Thomas was George H.W. Bush's lone appointment to the Supreme Court, and Bush was determined to lock in a conservative vote with his one at-bat. Clinton had two nominees, Ginsburg and Stephen Breyer, both of whom encountered only minimal opposition in their confirmations, partly because a Democratic-controlled Senate was confirming a Democratic president's nominee, and partly because they were such resoundingly solid choices. Ginsburg had just three votes cast against her.
And that was the last time a Supreme Court nominee encountered so little opposition. Breyer had nine votes against the following year, and every nomination since then has seen 20 or more.
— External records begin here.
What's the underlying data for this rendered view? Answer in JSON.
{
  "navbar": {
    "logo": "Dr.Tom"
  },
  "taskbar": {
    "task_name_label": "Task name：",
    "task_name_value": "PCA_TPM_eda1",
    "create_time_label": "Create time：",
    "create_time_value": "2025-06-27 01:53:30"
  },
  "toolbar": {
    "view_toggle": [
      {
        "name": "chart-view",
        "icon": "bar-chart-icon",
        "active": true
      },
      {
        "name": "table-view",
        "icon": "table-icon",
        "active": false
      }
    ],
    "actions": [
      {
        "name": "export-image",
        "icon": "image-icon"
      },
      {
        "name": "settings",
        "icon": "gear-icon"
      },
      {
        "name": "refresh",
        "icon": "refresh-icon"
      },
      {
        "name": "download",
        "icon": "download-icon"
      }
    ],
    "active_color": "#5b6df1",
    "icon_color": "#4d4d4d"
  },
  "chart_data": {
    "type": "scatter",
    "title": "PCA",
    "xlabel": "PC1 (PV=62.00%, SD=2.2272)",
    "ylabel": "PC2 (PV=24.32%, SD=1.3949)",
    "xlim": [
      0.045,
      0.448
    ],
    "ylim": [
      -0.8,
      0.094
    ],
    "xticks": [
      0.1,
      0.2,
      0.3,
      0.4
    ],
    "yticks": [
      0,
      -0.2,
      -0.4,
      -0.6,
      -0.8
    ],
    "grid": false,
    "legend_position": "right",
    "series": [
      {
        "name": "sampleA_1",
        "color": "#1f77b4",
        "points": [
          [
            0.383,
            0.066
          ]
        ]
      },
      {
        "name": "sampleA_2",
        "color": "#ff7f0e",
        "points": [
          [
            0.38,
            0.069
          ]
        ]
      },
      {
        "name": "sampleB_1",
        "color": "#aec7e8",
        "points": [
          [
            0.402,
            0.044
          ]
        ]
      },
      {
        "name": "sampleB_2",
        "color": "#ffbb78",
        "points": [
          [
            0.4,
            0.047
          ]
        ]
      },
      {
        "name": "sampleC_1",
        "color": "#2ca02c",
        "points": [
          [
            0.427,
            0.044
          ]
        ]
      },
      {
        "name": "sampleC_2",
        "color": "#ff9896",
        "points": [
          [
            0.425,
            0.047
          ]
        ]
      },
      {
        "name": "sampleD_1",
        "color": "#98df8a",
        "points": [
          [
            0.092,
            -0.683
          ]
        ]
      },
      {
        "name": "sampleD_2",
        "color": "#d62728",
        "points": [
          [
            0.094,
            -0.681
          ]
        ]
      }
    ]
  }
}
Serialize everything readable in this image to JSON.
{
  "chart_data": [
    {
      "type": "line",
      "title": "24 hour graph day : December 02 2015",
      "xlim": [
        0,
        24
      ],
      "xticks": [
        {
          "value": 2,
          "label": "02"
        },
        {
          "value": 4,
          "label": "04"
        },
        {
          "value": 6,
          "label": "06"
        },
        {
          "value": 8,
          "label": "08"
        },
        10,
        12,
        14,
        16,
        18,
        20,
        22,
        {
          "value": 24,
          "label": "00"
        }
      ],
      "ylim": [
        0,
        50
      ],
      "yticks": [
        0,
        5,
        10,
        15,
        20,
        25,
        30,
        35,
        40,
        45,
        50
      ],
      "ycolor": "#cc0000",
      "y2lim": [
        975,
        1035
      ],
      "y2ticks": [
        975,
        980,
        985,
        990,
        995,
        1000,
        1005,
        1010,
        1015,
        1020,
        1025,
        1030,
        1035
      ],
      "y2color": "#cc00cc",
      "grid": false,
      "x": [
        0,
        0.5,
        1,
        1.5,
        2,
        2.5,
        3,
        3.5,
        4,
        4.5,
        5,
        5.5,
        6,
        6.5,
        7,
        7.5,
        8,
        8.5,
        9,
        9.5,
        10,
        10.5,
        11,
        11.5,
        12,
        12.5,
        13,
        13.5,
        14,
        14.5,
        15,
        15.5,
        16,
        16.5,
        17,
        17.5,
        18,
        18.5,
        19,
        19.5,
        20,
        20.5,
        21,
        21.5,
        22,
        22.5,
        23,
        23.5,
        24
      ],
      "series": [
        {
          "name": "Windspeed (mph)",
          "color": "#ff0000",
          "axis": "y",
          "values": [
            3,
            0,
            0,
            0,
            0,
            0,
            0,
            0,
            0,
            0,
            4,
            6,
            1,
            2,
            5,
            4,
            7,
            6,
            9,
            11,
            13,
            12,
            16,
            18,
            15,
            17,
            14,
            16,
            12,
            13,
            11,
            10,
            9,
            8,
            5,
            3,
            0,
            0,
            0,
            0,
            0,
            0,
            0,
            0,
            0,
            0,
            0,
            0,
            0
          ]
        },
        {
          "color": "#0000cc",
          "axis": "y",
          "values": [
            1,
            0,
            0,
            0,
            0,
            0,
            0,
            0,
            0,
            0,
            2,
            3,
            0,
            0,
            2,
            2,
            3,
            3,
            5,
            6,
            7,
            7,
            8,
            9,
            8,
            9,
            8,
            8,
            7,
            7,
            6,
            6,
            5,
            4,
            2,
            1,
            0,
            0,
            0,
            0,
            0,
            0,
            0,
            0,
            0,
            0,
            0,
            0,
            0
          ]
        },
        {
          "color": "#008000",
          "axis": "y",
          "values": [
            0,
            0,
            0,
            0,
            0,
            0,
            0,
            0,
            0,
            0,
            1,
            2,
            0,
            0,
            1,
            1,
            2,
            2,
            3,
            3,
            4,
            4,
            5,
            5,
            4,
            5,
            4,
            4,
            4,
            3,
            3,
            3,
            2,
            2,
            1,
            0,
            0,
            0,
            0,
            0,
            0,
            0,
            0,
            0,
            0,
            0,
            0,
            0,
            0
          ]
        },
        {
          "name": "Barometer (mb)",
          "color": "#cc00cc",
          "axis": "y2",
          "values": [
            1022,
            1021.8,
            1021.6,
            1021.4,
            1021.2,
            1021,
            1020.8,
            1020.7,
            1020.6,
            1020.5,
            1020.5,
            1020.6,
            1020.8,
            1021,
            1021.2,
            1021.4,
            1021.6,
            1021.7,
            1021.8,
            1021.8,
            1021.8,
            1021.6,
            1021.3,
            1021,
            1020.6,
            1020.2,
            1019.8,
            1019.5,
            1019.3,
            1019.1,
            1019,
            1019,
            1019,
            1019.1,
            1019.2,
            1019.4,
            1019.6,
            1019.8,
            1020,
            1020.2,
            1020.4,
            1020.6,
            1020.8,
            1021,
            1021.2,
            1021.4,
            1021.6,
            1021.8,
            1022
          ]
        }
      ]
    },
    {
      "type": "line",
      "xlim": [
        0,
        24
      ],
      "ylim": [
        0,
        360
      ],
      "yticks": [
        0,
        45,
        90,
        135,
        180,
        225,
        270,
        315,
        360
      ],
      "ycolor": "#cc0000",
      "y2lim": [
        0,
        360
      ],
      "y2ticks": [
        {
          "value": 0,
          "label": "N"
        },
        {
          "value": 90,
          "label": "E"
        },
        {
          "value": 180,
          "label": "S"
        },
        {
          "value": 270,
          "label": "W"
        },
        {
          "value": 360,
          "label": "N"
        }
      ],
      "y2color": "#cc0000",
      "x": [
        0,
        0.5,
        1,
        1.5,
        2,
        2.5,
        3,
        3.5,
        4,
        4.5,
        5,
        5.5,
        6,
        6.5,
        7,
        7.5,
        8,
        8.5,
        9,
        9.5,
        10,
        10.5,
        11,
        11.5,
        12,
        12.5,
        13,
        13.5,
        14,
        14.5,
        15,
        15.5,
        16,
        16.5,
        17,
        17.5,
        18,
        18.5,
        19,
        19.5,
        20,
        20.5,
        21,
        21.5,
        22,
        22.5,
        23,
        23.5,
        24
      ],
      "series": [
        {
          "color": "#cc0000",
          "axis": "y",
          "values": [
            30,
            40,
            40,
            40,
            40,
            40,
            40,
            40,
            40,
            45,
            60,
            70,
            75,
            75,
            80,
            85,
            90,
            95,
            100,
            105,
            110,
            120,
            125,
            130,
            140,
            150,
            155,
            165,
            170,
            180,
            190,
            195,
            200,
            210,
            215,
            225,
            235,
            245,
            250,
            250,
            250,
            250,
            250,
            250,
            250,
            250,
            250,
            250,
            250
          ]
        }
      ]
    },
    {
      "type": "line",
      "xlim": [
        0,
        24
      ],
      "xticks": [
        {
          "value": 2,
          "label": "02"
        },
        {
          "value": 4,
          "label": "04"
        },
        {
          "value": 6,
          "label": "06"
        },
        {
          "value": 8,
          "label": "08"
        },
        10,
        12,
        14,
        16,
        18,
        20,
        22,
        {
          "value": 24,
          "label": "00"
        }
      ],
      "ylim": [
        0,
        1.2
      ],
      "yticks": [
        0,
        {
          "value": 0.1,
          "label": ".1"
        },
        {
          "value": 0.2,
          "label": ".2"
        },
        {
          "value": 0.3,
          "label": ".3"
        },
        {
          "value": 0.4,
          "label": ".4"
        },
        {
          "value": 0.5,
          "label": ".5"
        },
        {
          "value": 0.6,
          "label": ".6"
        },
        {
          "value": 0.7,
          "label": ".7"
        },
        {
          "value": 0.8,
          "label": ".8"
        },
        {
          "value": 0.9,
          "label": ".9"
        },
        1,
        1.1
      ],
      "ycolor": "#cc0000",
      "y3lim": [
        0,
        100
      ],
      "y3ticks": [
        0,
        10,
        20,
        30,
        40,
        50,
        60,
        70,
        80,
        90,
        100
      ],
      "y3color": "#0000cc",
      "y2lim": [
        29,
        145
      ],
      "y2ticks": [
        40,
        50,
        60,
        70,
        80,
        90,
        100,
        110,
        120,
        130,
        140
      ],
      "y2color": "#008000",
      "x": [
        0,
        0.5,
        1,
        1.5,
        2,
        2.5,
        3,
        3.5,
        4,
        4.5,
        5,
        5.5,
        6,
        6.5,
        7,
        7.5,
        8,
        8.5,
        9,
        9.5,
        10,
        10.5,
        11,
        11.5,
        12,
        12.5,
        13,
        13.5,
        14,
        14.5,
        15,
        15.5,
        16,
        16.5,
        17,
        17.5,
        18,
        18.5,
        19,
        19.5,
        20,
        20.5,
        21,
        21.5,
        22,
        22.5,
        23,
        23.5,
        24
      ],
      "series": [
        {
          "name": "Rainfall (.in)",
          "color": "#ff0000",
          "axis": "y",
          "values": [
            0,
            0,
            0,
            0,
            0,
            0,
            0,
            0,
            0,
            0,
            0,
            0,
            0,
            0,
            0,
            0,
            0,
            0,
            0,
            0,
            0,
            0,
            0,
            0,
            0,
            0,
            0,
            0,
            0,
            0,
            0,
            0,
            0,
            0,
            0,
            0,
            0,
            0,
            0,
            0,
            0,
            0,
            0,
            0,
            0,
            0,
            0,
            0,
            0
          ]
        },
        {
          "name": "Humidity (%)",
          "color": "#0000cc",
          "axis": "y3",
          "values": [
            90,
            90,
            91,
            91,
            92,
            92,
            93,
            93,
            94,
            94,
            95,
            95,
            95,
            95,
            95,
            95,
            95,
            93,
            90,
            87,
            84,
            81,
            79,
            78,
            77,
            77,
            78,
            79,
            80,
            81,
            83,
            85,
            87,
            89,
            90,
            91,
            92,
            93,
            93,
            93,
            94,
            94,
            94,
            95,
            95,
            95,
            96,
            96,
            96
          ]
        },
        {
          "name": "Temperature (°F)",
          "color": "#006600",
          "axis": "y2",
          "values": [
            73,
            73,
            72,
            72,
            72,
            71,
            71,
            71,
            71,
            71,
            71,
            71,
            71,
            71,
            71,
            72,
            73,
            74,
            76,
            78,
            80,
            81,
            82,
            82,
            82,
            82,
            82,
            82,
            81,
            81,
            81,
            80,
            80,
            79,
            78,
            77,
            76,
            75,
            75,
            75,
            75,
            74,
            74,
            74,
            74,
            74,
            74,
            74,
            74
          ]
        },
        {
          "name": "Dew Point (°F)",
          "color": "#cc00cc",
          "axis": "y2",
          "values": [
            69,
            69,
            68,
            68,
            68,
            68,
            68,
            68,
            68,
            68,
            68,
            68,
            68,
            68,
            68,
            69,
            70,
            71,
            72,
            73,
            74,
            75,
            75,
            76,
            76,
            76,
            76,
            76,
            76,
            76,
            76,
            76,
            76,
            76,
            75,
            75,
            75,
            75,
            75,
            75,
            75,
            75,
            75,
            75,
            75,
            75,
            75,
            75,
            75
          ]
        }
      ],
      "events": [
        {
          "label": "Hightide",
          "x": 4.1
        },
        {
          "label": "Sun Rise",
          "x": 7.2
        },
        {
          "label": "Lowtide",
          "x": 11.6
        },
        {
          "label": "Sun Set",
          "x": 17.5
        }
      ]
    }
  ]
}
There's no reason to expect otherwise in the nominations to come, at least for the foreseeable future.
In the 1980s and 1990s, I worked for an organization that was deeply involved in the Bork, Kennedy, Thomas, Ginsburg, and Breyer nominations. As painful, even divisive, as the fights over nominations are today, the stakes are too high to return to the days when the "deference" shown to presidents when it came to Supreme Court nominees was an effective rubber stamp, no matter the impact on health, safety, the environment, civil rights and liberties, election integrity, and more. In that sense, Justice Ginsburg's confirmation, just like her passing, marked the end of an era.